Ellerimize kazma ve küreklerimizi alıp kendimiz için sonsuz karanlığımızı ve
hiçliğimizi kazacağız. Bunlar olacak, bizler görecek miyiz peki? İşte orası da
derin bir karanlık.
Yukarıdakiler benim uzun zamandır üstünde düşündüklerim değil, tam aksine bir anda peydahlanan cümlelerdir. Bu cümlelerin ortaya çıkmasının nedeni ise Burzum’un “Filosofem” adlı ruh yıpratıcı albümüdür. Karanlık taraftan sizleri selamlıyorum bu defa dostlarım ve hiç vakit kaybetmeden Filosofem’in karanlık ve uçsuz bucaksız dünyasına giriyoruz.

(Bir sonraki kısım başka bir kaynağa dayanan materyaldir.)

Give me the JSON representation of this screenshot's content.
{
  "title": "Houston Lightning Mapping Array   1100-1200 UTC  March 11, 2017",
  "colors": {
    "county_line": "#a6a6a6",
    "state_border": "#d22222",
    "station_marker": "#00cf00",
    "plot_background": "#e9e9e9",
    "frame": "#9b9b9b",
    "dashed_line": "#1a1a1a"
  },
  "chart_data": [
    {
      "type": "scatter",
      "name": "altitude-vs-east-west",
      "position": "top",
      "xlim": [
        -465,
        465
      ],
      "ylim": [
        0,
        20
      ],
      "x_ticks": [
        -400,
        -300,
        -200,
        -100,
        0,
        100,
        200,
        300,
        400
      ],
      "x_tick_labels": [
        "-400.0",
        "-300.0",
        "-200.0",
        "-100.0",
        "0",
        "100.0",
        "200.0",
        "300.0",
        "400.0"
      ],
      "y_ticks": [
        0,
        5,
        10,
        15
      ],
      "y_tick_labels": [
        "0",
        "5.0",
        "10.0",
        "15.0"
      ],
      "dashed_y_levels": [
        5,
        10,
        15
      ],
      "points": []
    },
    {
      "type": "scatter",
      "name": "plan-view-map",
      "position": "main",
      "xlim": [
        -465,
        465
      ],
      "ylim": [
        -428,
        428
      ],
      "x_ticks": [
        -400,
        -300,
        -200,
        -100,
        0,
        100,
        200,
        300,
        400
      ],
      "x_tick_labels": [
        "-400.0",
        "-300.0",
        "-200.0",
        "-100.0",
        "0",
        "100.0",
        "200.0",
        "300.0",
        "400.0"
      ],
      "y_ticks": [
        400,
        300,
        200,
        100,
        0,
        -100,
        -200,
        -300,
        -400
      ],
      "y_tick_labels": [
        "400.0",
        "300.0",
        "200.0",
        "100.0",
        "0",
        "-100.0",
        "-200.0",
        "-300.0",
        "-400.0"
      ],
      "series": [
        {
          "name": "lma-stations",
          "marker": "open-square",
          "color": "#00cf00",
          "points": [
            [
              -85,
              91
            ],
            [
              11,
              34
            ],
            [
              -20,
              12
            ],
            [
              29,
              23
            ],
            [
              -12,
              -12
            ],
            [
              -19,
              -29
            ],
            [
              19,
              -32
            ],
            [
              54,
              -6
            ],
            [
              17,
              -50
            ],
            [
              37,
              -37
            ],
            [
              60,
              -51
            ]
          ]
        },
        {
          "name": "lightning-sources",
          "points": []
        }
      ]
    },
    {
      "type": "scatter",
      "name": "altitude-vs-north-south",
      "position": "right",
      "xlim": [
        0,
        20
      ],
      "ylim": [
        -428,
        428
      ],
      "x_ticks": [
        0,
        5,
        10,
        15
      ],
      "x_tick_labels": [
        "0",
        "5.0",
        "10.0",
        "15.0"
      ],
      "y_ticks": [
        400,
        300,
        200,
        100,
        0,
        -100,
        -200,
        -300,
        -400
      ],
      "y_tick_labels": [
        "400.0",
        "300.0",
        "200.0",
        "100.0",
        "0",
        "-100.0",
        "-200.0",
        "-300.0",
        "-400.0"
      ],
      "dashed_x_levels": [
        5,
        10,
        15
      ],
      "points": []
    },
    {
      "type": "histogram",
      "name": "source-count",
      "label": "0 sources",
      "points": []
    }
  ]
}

Varg'ın Burzum’u saf Black Metal adına oluşturduğu muazzam bir solo projedir. Bunu herkes koşulsuz kabul eder. Varg’ın ne kadar allahsız olduğunu tüm dünya biliyor. Norveç’i alev alev yakmasından tutunda cinayete kadar nerde ne kötülük varsa yapmış biridir. Fakat gel gelelim bu işlediği suçlar kendine sorulduğunda o kadar iyi açıklamalar yapmıştır ki, birçoğumuzun “Adam haklı beyler” demesine neden olmuştur. Tam bir Hristiyan düşmanı olan Varg bunu şarkılarında öylesine milletin suratlarına vura vura anlatmıştır ki, dünyanın en tehlikeli müzisyenlerinden biri olarak gösterilmiştir. Filosofem albümü ise Varg’ın hapishaneye girmesinden dolayı 1993 yılında yayınlanması gerekirken, 1996 yılında piyasaya çıkmıştır. Albüm saf Black Metal çiğliğinin yanı sıra Burzum’dan alışık olduğumuz klavye ile melodik bir atmosfer oluşturma da bu albümde yer almaktadır. 1 saati geçkin süresiyle Filosofem uzun metrajlı bir albümdür. Albümü dinlemeye başladığınızda dikkatinizi çekecek ilk şey, sürekli birbirini tekrarlayan rifflerden oluşan uzun şarkılar olacaktır. Uzun şarkılar diyorum zira 25 dakikalık bir şarkı ile var albümde. 6 şarkılık bir albümün 1 saati geçkin süresi ilk bakışta ürkütücü ve sıkıcı gözükse de Varg Vikernes’in hınzır aklı öylesine güzel riffler ortaya koymuş ve bu riffleri de öylesine etkili melodilerle bezendirmiştir ki, inanın albüm size hiç sıkıcı gelmiyor. Şahsen baştan sona dinledim (hem de 3 kere) hiç sıkılmadım diyebilirim. Tabi ki 25 dakikalık şarkı olan “Rundgang um die transzendentale Säule der Singularität”ı şehir içi otobüs yolculuğunda dinlemeye kalkarsanız muhtemelen isyan edersiniz. O yüzden bu şarkıyı en güzel ya bir şeyler okurken ya da benim gibi yazı yazmayı seviyorsanız, bir şeyler yazarken dinlemeniz daha güzel bir hareket olacaktır.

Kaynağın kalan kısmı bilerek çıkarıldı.